Berrettini abriu a coletiva de imprensa contando que sentiu um desconforto que foi aumentando, então ele decidiu pedir o atendimento médico e depois percebeu que com a dor aumentando e sem conseguir identificar mesmo o problema, decidiu abandonar.
Ao ser questionado em como tomou a decisão, ele fez um desabafo: “Foi muito difícil porque achei que não era a coisa certa a fazer, mas principalmente porque já fiz isso muitas vezes e estou cansado de desistir“.
“Eu não queria que o torneio terminasse assim. Eu só queria terminar minha partida, perder… ganhar… obviamente era importante, mas é uma sensação diferente quando você chega em casa e pensa no que poderia ter feito melhor se tivesse perdido a partida dessa forma. Sinto que me foi tirada a chance de jogar até o último ponto, de tentar. É um pouco o que aconteceu nos últimos anos”, seguiu com clara frustração na voz.
“Mas tenho que aproveitar as coisas boas que fiz neste torneio. Algumas semanas, alguns dias atrás, seria loucura me ver nas quartas de final. Vou tentar voltar para casa com um sorriso no rosto. Vai ser difícil, mas é assim que quero encarar essas duas semanas. Claro que estou decepcionado. Estou triste, mas também estou orgulhoso da maneira como lutei neste torneio”, concluiu.

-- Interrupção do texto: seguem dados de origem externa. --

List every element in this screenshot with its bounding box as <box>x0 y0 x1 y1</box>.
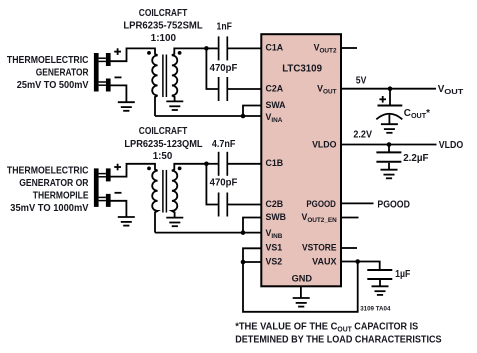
wire SWB <box>243 218 262 232</box>
transformer T2 primary winding <box>152 171 157 233</box>
wire VS2 <box>243 261 262 263</box>
svg-text:LPR6235-752SML: LPR6235-752SML <box>123 21 202 32</box>
wire VLDO rail <box>341 144 437 146</box>
capacitor 470pF upper <box>218 77 220 101</box>
wire VINA <box>155 115 262 117</box>
transformer T2 core <box>162 170 164 213</box>
svg-text:1:100: 1:100 <box>151 33 177 44</box>
wire junction2 down to 470pF lower <box>206 164 218 205</box>
svg-text:2.2µF: 2.2µF <box>403 153 428 164</box>
capacitor 2.2uF plates <box>376 151 401 153</box>
node junction1 <box>204 46 209 51</box>
wire 2.2uF branch <box>388 145 390 152</box>
svg-text:COILCRAFT: COILCRAFT <box>139 8 188 19</box>
thermoelectric generator TEG2 <box>94 168 111 207</box>
ground T2 secondary <box>166 218 183 227</box>
capacitor COUT curved plate <box>376 114 402 120</box>
svg-text:470pF: 470pF <box>210 178 238 189</box>
minus sign TEG1 <box>115 76 122 78</box>
svg-text:C2A: C2A <box>266 83 284 93</box>
ground TEG1 <box>118 102 135 111</box>
stub VOUT2 <box>341 47 357 49</box>
stub VSTORE <box>341 247 357 249</box>
plus sign COUT <box>379 98 386 100</box>
stub VOUT2_EN <box>341 217 359 219</box>
capacitor 470pF lower <box>218 193 220 217</box>
wire 470pF to C2A <box>227 88 262 90</box>
wire COUT to ground <box>388 115 390 125</box>
transformer T2 secondary winding <box>172 164 207 218</box>
ground GND pin <box>293 298 310 307</box>
svg-text:4.7nF: 4.7nF <box>212 139 236 150</box>
wire 4.7nF to C1B <box>227 163 262 165</box>
svg-text:C2B: C2B <box>266 199 284 209</box>
wire junction1 to 1nF <box>206 47 218 49</box>
wire 1uF to ground <box>379 280 381 286</box>
svg-text:3109 TA04: 3109 TA04 <box>360 305 391 312</box>
svg-text:SWB: SWB <box>266 212 287 222</box>
svg-text:THERMOPILE: THERMOPILE <box>33 191 89 202</box>
svg-text:2.2V: 2.2V <box>353 130 372 141</box>
wire TEG2 minus to ground <box>111 201 127 217</box>
plus sign TEG2 <box>114 166 121 168</box>
svg-text:VSTORE: VSTORE <box>302 243 337 253</box>
wire VAUX <box>341 262 380 270</box>
svg-text:1nF: 1nF <box>217 21 232 32</box>
wire 2.2uF to ground <box>388 163 390 170</box>
phase dot T1 primary <box>147 51 151 55</box>
svg-text:GENERATOR OR: GENERATOR OR <box>19 178 88 189</box>
svg-text:1µF: 1µF <box>395 269 410 280</box>
svg-text:470pF: 470pF <box>210 63 238 74</box>
wire junction2 to 4.7nF <box>206 163 218 165</box>
minus sign TEG2 <box>115 192 122 194</box>
wire VOUT rail <box>341 88 436 90</box>
svg-text:GENERATOR: GENERATOR <box>36 68 89 79</box>
node VS2 <box>241 260 246 265</box>
svg-text:VS2: VS2 <box>266 256 283 266</box>
ground COUT <box>381 124 398 133</box>
wire VS1 bottom loop to VAUX <box>243 248 358 311</box>
IC U1 LTC3109 body <box>261 34 341 286</box>
wire 470pF lower to C2B <box>227 204 262 206</box>
phase dot T1 secondary <box>178 51 182 55</box>
ground symbols <box>118 101 398 306</box>
svg-text:*THE VALUE OF THE COUT CAPACIT: *THE VALUE OF THE COUT CAPACITOR IS <box>235 322 418 334</box>
transformer T1 core <box>162 55 164 98</box>
wire TEG2 plus to T2 primary top <box>111 164 158 177</box>
transformer T1 secondary winding <box>172 48 207 101</box>
wire VINB <box>155 232 262 234</box>
svg-text:35mV TO 1000mV: 35mV TO 1000mV <box>10 203 89 214</box>
svg-text:PGOOD: PGOOD <box>306 199 336 209</box>
node VLDO <box>387 142 392 147</box>
svg-text:5V: 5V <box>356 76 367 87</box>
wire GND pin <box>300 287 302 299</box>
svg-text:C1B: C1B <box>266 158 284 168</box>
svg-text:LTC3109: LTC3109 <box>282 64 322 75</box>
svg-text:COILCRAFT: COILCRAFT <box>139 126 188 137</box>
wire TEG1 minus to ground <box>111 85 127 102</box>
capacitor 1nF <box>218 36 220 60</box>
wire COUT branch <box>389 89 391 105</box>
svg-text:DETEMINED BY THE LOAD CHARACTE: DETEMINED BY THE LOAD CHARACTERISTICS <box>235 335 442 346</box>
phase dot T2 secondary <box>178 167 182 171</box>
node VINB-SWB <box>241 230 246 235</box>
svg-text:SWA: SWA <box>266 100 287 110</box>
thermoelectric generator TEG1 <box>94 53 111 92</box>
ground 2.2uF <box>381 170 398 179</box>
IC pin labels <box>266 42 338 283</box>
svg-text:THERMOELECTRIC: THERMOELECTRIC <box>7 166 89 177</box>
ground TEG2 <box>118 217 135 226</box>
svg-text:VAUX: VAUX <box>312 256 337 266</box>
svg-text:THERMOELECTRIC: THERMOELECTRIC <box>7 55 89 66</box>
node VOUT <box>388 86 393 91</box>
svg-text:VLDO: VLDO <box>439 140 464 151</box>
node VAUX <box>355 259 360 264</box>
transformer T1 primary winding <box>152 55 157 116</box>
node junction2 <box>204 162 209 167</box>
svg-text:LPR6235-123QML: LPR6235-123QML <box>124 139 202 150</box>
wire junction1 down to 470pF <box>206 48 218 89</box>
svg-text:GND: GND <box>292 273 313 283</box>
capacitor 1uF plates <box>367 269 392 271</box>
svg-text:PGOOD: PGOOD <box>377 199 410 210</box>
svg-text:C1A: C1A <box>266 42 284 52</box>
ground T1 secondary <box>166 101 183 110</box>
phase dot T2 primary <box>147 167 151 171</box>
wire TEG1 plus to T1 primary top <box>111 48 158 61</box>
ground 1uF <box>372 286 389 295</box>
svg-text:1:50: 1:50 <box>153 151 173 162</box>
svg-text:VS1: VS1 <box>266 243 283 253</box>
svg-text:25mV TO 500mV: 25mV TO 500mV <box>17 80 89 91</box>
node VINA-SWA <box>241 114 246 119</box>
plus sign TEG1 <box>114 51 121 53</box>
wire SWA <box>243 106 262 117</box>
wire PGOOD <box>341 202 374 204</box>
capacitor 4.7nF <box>218 152 220 176</box>
wire 1nF to C1A <box>227 47 262 49</box>
capacitor COUT top plate <box>378 105 403 107</box>
svg-text:VLDO: VLDO <box>312 139 337 149</box>
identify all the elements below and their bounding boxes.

Berrettini foi questionado se tinha ideia do problema e em qual parte do corpo ele sentiu, já que tanto pareceu ser perna ou quadril durante o jogo, ele contou: “É definitivamente o quadril. Não sei exatamente o que é. Espero que os exames sejam claros e que possam me dizer o que eu tenho. Nunca tive nada parecido. Tive problemas com o meu quadril direito no final de 2019, início de 2020,mas era um tipo diferente de dor”, contou.
O italiano seguiu comentando que é parte do esporte individual ter que lidar com coisas assim e tomar as decisões: “Mesmo sendo obviamente um grande palco, sou a última pessoa que quer se retirar. Estou muito cansada disso. Simplesmente não quero fazer isso, mas às vezes é preciso. Muitos jogadores já fizeram isso no passado, e é a pior sensação do mundo. Mas é a coisa certa a fazer, porque não é o último torneio que vou jogar na minha vida e tenho que pensar no meu futuro. Preciso pensar na minha recuperação”.